The reality of politics around the globe is that truly gifted political leaders like Barack Obama, with the ability to inspire people and marshal popular support from the general public for economically painful solutions to their countries problems, only come along once in a generation. The rest of the time our democratic political leaders tend to be people who attain their positions of power by using divide and conquer schemes to outwit their opponents and or manipulate public opinion. They aren’t inspiring natural leaders.
Authoritarian rulers also get to the top of their nations’ political heaps using the same methods that their democratic counter-parts use except they only have to contend with their countries’ business and social élites. They have an easier time of it than democratic leaders do, in terms of pushing unpopular policies on the general public, because they don’t have to worry about winning popular elections in the future.
But outside of a few extremely repressive regimes, even the most gifted and or authoritarian political leaders still have to be able to deal effectively with popular opposition to their policies if they want to maintain their grip on the reins of power.
President Obama is a gifted political leader who won election with a substantial majority of the popular and electoral vote. But he still has to grapple with winning the legislative support of Democratic members of Congress for his policy prescriptions, many of whom won election by only the barest of margins. Those legislators are worried about their prospects for winning re-election if their constituents or the business and social elites who fund their re-election campaigns decide they don’t like those policies.
As a result, the Climate Change bill that barely squeaked through the US Congress at the end of June was at best a very weak prescription for dealing with an ailment that is rapidly worsening. The good news is that the US Congress finally agreed to cut America’s carbon emissions, but the bad news is America will only cut them by 17% come the year 2020. Instead of a cap-and-trade system where credits for carbon emissions are sold to the highest bidders in order to provide money to offset increasing energy bills, the US will give 85% of them away to America’s biggest polluters for free.
While I agree with environmental NGOs that this bill fits the description of being “too little, too late”, I still can’t understand why Greenpeace actually came out against it. It has only taken the US Congress twenty years to get to the point where it was finally willing to play ball and cut America’s carbon emissions, so Greenpeace’s response, that no bill that cuts carbon emissions is preferable to a weak one, strikes me as disingenuous.
I am all for much stronger carbon reduction measures but please, let’s be a bit more realistic. A flawed climate change bill can still be tightened and strengthened in future years while some progress is made in the meantime; but no climate change legislation means no progress whatsoever until the political will exists for stronger measures. It is precisely this kind of thinking, on the part of some environmentalists, that leads many of their opponents to conclude that there is no point in negotiating with them.

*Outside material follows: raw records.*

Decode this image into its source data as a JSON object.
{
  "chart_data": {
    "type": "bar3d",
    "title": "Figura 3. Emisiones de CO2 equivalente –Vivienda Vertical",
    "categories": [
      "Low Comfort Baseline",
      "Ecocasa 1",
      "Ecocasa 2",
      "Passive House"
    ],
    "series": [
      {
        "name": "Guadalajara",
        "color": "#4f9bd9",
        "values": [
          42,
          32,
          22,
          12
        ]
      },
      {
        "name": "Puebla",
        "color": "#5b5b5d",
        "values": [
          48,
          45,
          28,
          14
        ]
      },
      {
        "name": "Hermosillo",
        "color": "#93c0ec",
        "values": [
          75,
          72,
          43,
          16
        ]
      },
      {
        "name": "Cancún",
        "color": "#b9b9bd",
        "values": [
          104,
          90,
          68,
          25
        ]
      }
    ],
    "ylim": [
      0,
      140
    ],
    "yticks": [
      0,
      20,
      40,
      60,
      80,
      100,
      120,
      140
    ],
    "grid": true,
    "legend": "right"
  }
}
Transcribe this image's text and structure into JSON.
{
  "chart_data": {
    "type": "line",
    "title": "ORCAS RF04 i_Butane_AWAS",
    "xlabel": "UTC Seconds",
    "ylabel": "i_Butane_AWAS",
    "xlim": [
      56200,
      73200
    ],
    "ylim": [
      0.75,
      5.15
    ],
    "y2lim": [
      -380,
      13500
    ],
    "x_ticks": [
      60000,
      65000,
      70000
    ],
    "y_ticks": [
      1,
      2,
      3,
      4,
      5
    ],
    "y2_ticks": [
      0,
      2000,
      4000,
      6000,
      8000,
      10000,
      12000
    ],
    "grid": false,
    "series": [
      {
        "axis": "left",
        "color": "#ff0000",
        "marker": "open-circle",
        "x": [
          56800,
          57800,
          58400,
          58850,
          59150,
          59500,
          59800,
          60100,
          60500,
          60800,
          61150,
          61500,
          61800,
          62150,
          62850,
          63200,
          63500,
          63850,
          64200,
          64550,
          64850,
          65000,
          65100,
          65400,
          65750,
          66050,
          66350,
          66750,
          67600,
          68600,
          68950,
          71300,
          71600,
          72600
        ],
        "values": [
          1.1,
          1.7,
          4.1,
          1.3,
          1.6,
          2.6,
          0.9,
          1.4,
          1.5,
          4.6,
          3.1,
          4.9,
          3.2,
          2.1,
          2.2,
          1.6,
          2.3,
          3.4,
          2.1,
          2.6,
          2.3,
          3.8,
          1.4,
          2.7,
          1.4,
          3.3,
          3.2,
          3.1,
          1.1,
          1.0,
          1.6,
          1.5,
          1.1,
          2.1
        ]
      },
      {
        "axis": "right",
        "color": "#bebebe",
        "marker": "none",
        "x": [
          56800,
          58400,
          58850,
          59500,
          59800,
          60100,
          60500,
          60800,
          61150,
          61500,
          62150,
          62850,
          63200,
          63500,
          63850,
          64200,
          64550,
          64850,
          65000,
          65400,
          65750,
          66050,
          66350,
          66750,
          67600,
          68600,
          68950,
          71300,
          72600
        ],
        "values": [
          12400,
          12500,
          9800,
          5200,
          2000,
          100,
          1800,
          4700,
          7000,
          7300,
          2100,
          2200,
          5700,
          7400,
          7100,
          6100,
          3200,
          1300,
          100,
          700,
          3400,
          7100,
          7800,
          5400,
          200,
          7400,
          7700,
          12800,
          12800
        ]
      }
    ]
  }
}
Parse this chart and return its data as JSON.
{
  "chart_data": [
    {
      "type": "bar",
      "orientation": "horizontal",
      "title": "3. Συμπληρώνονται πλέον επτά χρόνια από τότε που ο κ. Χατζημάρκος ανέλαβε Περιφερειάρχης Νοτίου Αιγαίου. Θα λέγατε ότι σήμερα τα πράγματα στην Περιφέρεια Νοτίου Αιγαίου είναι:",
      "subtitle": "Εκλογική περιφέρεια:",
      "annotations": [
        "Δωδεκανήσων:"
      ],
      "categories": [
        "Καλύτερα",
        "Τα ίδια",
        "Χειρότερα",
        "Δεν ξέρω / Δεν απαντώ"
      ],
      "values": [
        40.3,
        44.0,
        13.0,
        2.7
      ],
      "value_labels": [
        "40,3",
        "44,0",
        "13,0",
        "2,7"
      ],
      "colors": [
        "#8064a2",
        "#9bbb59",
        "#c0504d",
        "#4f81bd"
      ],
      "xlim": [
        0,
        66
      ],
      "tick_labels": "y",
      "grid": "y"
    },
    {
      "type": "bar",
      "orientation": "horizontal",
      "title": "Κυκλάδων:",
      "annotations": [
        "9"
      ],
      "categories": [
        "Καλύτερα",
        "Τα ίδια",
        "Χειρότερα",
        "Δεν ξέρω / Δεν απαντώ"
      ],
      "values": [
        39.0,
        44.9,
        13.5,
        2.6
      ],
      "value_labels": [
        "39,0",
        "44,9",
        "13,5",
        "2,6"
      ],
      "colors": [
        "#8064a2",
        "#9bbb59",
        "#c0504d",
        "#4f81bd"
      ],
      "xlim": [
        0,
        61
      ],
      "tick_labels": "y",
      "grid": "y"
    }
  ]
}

Looking ahead to the UN Climate Change conference this December there are seven major entities that will be involved in negotiating a carbon emissions treaty to replace the ineffective Kyoto Protocol. The EU has the most political will to negotiate meaningful cuts in global carbon emissions, largely because a more educated citizenry that elects its leaders is more concerned about the consequences of climate change. Weak though it may be, there is at least some political will to address the problem of climate change due to global warming in America.
But what about the political will of China’s authoritarian regime? Or India’s democratically elected political leaders? Or the political will of Putin and Russia’s quasi-democratic political regime? These three countries are the largest sources of industrial carbon emissions outside of America and the EU and their combined emissions exceed those of the EU and America. Then we have the democratic governments of Brazil and Indonesia which have been unable to halt the illegal logging and clearing of their tropical rainforests even though they have designated them as “protected” national forests.
These seven entities account for approximately 70% of global carbon emissions, but the wealthier EU and America emit much more carbon per person than the denizens of the other five nations. The core of these countries collective position towards the EU and America is; that we need to “pay” them to reduce their emissions. Unfortunately for our global climate, I don’t see much evidence that the citizens of the EU or America are sufficiently alarmed about the consequences to be willing to pay to avoid them.